N.S : On nous le demande de plus en plus souvent. C’est sans doute nécessaire d’avoir des noms pour que l’on puisse être regardé, au début. Ça fait partie du système. On adore ce qu’on fait, mais il faut savoir s’inscrire dans le système. Il nous faut un diffuseur, et le diffuseur a besoin de têtes d’affiche.

Vous avez eu votre mot à dire dans le choix des acteurs ?
L.B : On a eu un avis consultatif.

Votre héroïne, Flore Bonaventura, n’est pas une vedette pour le coup…
L.B : Oui, mais ça on s’en doutait. Il n’y a pas beaucoup de star de 20 ans en France. C’est plutôt un rôle pour devenir une vedette, ce qui est tout à fait possible pour Flore d’ailleurs.
N.S : Je dirais même que c’était important que ce premier rôle ne soit pas tenu par une vedette.
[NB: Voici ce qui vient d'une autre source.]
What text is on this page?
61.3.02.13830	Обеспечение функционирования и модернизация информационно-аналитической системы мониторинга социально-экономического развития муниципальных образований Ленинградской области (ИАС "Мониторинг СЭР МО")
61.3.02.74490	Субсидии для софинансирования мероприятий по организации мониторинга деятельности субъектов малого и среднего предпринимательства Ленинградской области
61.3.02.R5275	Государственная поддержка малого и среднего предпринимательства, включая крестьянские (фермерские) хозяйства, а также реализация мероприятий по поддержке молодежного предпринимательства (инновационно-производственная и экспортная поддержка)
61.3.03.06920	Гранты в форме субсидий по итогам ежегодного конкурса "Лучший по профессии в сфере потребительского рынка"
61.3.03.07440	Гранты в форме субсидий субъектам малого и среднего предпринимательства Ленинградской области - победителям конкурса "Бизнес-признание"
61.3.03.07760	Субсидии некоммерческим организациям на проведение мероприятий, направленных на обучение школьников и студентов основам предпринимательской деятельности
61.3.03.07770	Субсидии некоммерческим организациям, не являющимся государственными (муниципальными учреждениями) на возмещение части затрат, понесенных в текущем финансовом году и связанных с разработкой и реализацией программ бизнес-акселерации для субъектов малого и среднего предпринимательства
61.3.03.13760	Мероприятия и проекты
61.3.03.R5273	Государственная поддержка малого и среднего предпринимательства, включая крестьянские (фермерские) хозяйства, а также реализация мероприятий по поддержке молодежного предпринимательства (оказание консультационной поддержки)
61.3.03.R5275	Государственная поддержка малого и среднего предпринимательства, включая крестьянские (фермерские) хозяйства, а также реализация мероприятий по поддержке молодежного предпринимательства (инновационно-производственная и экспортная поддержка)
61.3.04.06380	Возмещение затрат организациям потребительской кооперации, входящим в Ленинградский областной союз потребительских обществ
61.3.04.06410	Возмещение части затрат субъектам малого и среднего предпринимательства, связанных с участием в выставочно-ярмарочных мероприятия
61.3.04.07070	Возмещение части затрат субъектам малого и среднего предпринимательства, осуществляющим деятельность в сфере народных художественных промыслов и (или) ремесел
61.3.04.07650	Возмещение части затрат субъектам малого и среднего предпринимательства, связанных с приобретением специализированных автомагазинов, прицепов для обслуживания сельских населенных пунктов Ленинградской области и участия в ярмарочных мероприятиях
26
Une fois qu’on sait que la série va se faire sur France 2, est-ce que ça veut dire qu’il faut se plier à certains codes ?
N.S : En fait, pas tant que ça. Sans l’avoir calculé, on était en plein dans la cible : la famille. On a pas essayé de faire rentrer un rond dans un carré, d’autant que la chaîne a soutenu notre envie de faire des personnages complexes. Si on parle de famille, ce n’est pas du tout pour attirer le grand public. Au contraire, La Source met à mal l’image d’une famille idéale, en la déglinguant au fur et à mesure !
L.B : Si c’était à refaire, on choisirait à nouveau France 2. Si on voulait travailler avec Canal+, on ferait une autre série. C’est important de faire du divertissement populaire.
N.S : C’est une ambition capitale, même si on peut y laisser des plumes. On a dépensé beaucoup d’énergie là-dedans, mais il a fallu laisser des choses sur le bas-côté, supprimer des idées – nous avions par exemple des scènes de rêves – mais, à un moment donné, il faut choisir une forme. Et ça, c’est Xavier Durringer qui l’a donné. Sa vision, c’était la paranoïa et la surveillance, qu’il a mis en forme. Il a su s’y retrouver dans notre histoire, ce qui n’était pas évident, sa lumière est super jolie, ce qui n’est pas souvent le cas à la télé. C’est un type qui sait ce qu’il veut. Une série, au final, c’est la rencontre de deux sortes de despotes : celui qui a inventé l’histoire, et celui qui la met en forme.

Image de Une : La Source (France 2)

Un commentaire pour “« Faire une série, ce n’est pas une démocratie, c’est une dictature. »”

  1. J’ai vu aujourd’hui même une vidéo dans laquelle Jon Hamm et Bryan Cranston répondent sur le fait de réaliser une série par un simple “be a good guest”. Ça en dit long sur la mentalité diamétralement opposée quant à l’importance du réalisateur sur une série, aux USA il est clairement là pour se mettre au service de ceux qui racontent l’histoire.